W3C home > Mailing lists > Public > www-validator@w3.org > December 2001

Re: Thanks a lot

From: Frank Tiggelaar <frankti@xs4all.nl>
Date: Mon, 10 Dec 2001 23:23:44 +0100
Message-ID: <3C1535F0.7CA65E21@xs4all.nl>
To: "Peter K. Sheerin" <pete@petesguide.com>
CC: webmaster@domovina.net, www-validator@w3.org, Martin Duerst <duerst@w3.org>
Peter,

Thank you very much for your reply. Please allow me a couple of lines to
describe the position we're in: Domovina Net has ex-Yugoslavia and the
UN war crimes tribunal in The Hague as its main subjects; it is run
entirely by volunteers (ranging from a painter to a radio engineer), on
donated disk space on 12 servers located in four countries. We have no
access to the webserver configs on nine out of twelve. 

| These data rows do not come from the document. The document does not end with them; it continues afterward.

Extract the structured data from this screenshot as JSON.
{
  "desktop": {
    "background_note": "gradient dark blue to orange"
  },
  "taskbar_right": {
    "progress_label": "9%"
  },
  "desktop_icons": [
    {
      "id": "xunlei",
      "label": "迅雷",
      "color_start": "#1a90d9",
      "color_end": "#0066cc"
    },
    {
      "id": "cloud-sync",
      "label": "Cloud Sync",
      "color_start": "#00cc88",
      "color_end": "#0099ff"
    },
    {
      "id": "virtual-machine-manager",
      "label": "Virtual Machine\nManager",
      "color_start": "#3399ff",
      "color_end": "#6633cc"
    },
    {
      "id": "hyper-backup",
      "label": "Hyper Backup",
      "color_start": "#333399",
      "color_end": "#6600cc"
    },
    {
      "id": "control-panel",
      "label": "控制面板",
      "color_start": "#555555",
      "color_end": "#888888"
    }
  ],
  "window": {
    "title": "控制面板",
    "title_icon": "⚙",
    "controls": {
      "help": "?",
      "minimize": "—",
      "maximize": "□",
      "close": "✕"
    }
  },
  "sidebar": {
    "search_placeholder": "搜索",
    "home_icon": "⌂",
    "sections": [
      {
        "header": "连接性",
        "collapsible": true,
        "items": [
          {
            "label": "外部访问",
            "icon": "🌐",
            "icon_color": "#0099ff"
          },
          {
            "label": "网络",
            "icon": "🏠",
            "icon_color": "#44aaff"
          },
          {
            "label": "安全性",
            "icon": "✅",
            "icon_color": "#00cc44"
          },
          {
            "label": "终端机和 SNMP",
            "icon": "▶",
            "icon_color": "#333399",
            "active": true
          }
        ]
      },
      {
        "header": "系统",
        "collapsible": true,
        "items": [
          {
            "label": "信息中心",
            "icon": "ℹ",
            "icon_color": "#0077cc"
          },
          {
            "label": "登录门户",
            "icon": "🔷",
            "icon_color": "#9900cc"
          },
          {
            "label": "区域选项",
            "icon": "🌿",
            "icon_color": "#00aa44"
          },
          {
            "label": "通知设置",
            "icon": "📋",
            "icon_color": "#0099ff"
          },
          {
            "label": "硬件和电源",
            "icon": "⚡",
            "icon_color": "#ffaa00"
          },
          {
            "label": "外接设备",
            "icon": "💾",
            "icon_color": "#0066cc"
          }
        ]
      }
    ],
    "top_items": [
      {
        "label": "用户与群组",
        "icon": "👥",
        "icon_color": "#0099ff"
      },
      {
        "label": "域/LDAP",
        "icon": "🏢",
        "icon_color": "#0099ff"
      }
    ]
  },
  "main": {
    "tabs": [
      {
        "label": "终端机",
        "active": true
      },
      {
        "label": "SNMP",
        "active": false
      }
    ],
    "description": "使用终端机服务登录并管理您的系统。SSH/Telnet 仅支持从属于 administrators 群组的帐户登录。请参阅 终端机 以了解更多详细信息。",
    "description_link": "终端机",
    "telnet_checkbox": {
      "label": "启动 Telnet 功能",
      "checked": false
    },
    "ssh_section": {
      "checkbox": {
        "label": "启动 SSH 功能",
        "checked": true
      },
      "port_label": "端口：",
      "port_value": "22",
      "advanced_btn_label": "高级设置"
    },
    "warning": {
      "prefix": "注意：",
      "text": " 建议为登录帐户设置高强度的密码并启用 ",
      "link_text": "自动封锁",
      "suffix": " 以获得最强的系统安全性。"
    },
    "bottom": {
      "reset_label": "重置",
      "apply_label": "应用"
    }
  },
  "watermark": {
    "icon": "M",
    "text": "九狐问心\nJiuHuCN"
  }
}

We started out in 1994; the ever growing number of pages, the messy way
they were laid out and the (poor) quality of our html made us decide in
early 2000 to mould all pages into a single layout and to validate new
and modified pages on the W3C website - which is what we did with
roughly 7,000 pages.

Until a month or so ago I was under the impression that a standard set
by the W3C would 'always' remain a standard, i.e. that new magic in
html/xml/css would bring about a new standard (HTML 4.2 or 5.0?) and not
a change in an existing one.  

After seven years on line there are hundreds of links on the web to
[specific pages] on Domovina. Making changes in extensions would create
hundreds of broken links. Moreover, putting your suggested lines into
.htaccess files will only work if we create extra directories in cases
where English and EastEu pages now co-reside, and it will only work with
Apaches. However, a copy of all files resides on my small ADSL-connected
home network on which an IIS/IS offers basic search functionality on all
66K files.

Other than that, parts of our website are integrated with other websites
or have other websites reading parts of our pages. For example: our
Tribunal Live/Uzivo service (offering the audio from the UN tribunal's
Hague courtrooms) is integrated in www.un.org/icty to also offer their
visitors 'our' live audio; we are presently setting up a RealServer for
the court-audio in Belgrade; all this was designed so the whole service
coulkd be shifted easily to RealNetwork servers when stream requests
exceed those available to us. 
Short: if a page doesn't validate 'on its own' it will never validate
[on the servers it may reside on]. 

I've looked into the option of writing (VB) scripts which would add the
missing charset directive to the 'previously-valid' pages, but the
problem there is that we still have 1000's of archive pages with dirty
html. Writing reliable scripts to create 'valid html' is therefore well
nigh impossible: 'good' and 'bad' are mixed in many directories and tags
and directives in the old pages are highly unpredictable.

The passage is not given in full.